Maurice est trafiquant d’âmes. Parfois, il les achète, parfois il les vend. Ceux qui ont vendu leur âme à Maurice ne s’en vantent pas, car Maurice est dur en affaires. Beaucoup lui ont remis leur âme pour une bouchée de pain, une faveur passagère, un honneur superficiel. Lorsqu’un citoyen rend l’âme, Maurice intervient tout de suite pour exercer un droit de préemption sur l’esprit du défunt.

Certains n’ont pas voulu cautionner ce trafic. Ils sont repartis de l’échoppe de Maurice avec leur âme petite, basse, médiocre. On pourrait dire qu’ils s’en sont retournés la mort dans l’âme.

D’autres ont détourné le regard en passant devant le magasin de Maurice. Ces personnes ont l’âme chevillée au corps.

De son commerce, Maurice a tiré des âmes souillées, vils, basses qu’il répare dans son atelier d’insertion pour en sortir des âmes belles, hautes, droites, généreuses qu’il revend avec un bénéfice substantiel. Parfois pour fidéliser les bons clients, Maurice consent un supplément d’âme pour le même prix. Maurice est très riche.

Un désaccord chromatique

20 avril, 2009

Le rouge et le bleu ne s’entendent pas du tout. La mésentente dure depuis longtemps. La preuve c’est que quelqu’un a pris soin de les séparer sur le drapeau tricolore par le blanc, qui n’a rien demandé à personne. Le rouge s’énerve souvent, on pourrait dire qu’il voit rouge, le rouge ! Le sang lui monte aux joues lorsque le bleu lui reproche son tempérament trop agressif. Le rouge met alors en évidence la multiplicité de ses tons et de ses dégradés qu’il trouve du meilleur effet. Ce n’est tout de même pas le bleu qui peut réussir ce chatoiement de teintes empourprées quand l’automne embrase les prés et les forêts tout de même ! Et puis le rouge fréquente la haute société, il n’a donc rien à voir avec le milieu prolétaire du bleu. Personne n’a jamais dit qu’on allait déployer le tapis bleu pour accueillir des hôtes de marque ! Par contre, on parle fréquemment dans les familles ouvrières du bleu de travail !

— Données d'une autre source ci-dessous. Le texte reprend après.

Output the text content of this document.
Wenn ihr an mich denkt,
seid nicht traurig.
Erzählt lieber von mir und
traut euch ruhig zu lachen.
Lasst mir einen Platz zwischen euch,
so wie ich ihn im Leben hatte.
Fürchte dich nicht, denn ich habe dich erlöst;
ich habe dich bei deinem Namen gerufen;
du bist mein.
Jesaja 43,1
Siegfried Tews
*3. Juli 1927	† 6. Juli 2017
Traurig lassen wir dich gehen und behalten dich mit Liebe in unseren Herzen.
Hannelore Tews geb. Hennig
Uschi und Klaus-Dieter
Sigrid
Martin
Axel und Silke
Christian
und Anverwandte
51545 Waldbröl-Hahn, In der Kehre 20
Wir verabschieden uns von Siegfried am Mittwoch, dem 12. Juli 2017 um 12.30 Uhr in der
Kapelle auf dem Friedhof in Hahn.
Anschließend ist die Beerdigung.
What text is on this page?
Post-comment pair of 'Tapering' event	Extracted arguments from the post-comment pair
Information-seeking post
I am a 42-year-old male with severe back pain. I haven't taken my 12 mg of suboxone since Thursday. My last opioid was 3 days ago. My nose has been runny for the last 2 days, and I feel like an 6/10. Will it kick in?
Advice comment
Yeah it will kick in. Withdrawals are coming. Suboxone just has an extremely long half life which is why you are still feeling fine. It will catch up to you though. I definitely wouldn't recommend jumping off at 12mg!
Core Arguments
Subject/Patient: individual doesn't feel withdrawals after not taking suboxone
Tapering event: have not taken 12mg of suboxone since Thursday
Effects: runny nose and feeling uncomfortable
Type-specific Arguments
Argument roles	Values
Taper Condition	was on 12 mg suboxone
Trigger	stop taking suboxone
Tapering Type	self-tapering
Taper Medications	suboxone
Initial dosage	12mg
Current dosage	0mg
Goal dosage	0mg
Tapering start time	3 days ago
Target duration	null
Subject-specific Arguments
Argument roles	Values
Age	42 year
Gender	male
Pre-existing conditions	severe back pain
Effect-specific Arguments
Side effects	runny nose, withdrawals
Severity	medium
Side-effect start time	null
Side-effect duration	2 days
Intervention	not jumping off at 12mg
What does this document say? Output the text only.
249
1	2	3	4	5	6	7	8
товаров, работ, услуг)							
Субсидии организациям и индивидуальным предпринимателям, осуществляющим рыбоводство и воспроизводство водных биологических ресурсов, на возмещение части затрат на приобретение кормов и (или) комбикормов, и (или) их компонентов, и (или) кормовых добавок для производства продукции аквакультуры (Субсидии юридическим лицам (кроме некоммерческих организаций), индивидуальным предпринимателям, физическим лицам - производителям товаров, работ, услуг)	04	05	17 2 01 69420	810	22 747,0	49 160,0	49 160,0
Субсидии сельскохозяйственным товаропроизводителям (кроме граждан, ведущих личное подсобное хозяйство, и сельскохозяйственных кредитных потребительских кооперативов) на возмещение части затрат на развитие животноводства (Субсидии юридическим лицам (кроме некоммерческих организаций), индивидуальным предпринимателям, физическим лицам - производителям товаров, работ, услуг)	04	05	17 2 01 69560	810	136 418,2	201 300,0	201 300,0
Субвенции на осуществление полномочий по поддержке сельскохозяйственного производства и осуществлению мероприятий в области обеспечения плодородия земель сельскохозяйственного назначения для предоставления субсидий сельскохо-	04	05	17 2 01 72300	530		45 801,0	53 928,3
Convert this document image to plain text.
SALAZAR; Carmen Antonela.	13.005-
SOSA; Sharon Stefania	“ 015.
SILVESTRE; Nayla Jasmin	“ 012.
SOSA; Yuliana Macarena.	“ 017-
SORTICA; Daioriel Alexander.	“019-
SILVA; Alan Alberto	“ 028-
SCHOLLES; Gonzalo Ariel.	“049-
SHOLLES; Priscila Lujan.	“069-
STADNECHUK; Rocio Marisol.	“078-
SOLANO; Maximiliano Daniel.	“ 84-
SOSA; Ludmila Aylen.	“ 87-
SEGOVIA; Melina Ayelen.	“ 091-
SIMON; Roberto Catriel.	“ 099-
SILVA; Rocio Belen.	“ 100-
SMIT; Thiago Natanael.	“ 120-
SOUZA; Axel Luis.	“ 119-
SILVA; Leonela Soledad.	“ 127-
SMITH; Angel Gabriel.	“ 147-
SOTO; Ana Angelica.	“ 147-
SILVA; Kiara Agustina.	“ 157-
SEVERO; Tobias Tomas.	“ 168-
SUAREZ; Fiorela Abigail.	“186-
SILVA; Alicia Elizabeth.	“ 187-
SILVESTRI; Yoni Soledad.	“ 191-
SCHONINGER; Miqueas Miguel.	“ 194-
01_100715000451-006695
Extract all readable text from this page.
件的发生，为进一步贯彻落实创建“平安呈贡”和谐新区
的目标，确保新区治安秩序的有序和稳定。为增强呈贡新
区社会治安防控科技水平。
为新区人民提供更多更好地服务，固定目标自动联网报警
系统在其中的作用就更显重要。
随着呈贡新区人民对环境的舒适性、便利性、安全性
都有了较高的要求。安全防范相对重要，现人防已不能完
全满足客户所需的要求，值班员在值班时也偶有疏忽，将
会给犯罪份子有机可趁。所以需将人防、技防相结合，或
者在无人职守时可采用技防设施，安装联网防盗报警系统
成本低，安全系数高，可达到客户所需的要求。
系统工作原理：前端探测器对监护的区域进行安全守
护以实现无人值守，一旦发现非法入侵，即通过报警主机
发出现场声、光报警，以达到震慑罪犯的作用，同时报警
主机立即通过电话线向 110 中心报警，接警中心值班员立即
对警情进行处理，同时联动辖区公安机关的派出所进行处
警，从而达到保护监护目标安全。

Le bleu, lui, vante l’harmonie des ciels marins et des flots de l’océan qu’il souligne à merveille en été comme en hiver. Le bleu dispose de nombreuses variétés qui en fait une couleur très subtile : l’indigo, le cyan, l’outre-mer ! Et puis, il sait aussi tellement bien se mêler aux reflets d’argent dans le regard des jolies femmes lorsqu’elles deviennent amoureuses. On n’a encore jamais vu des yeux rouges lorsque les sentiments enfièvrent les coeurs, enfin sauf sur des photographies ratées. De plus, contrairement aux affirmations du rouge, le bleu s’enorgueillit d’une lointaine ascendance aristocratique. Il fut la couleur des rois de France dès les premiers capétiens. Enfin, jusqu’à cette regrettable affaire de 1789.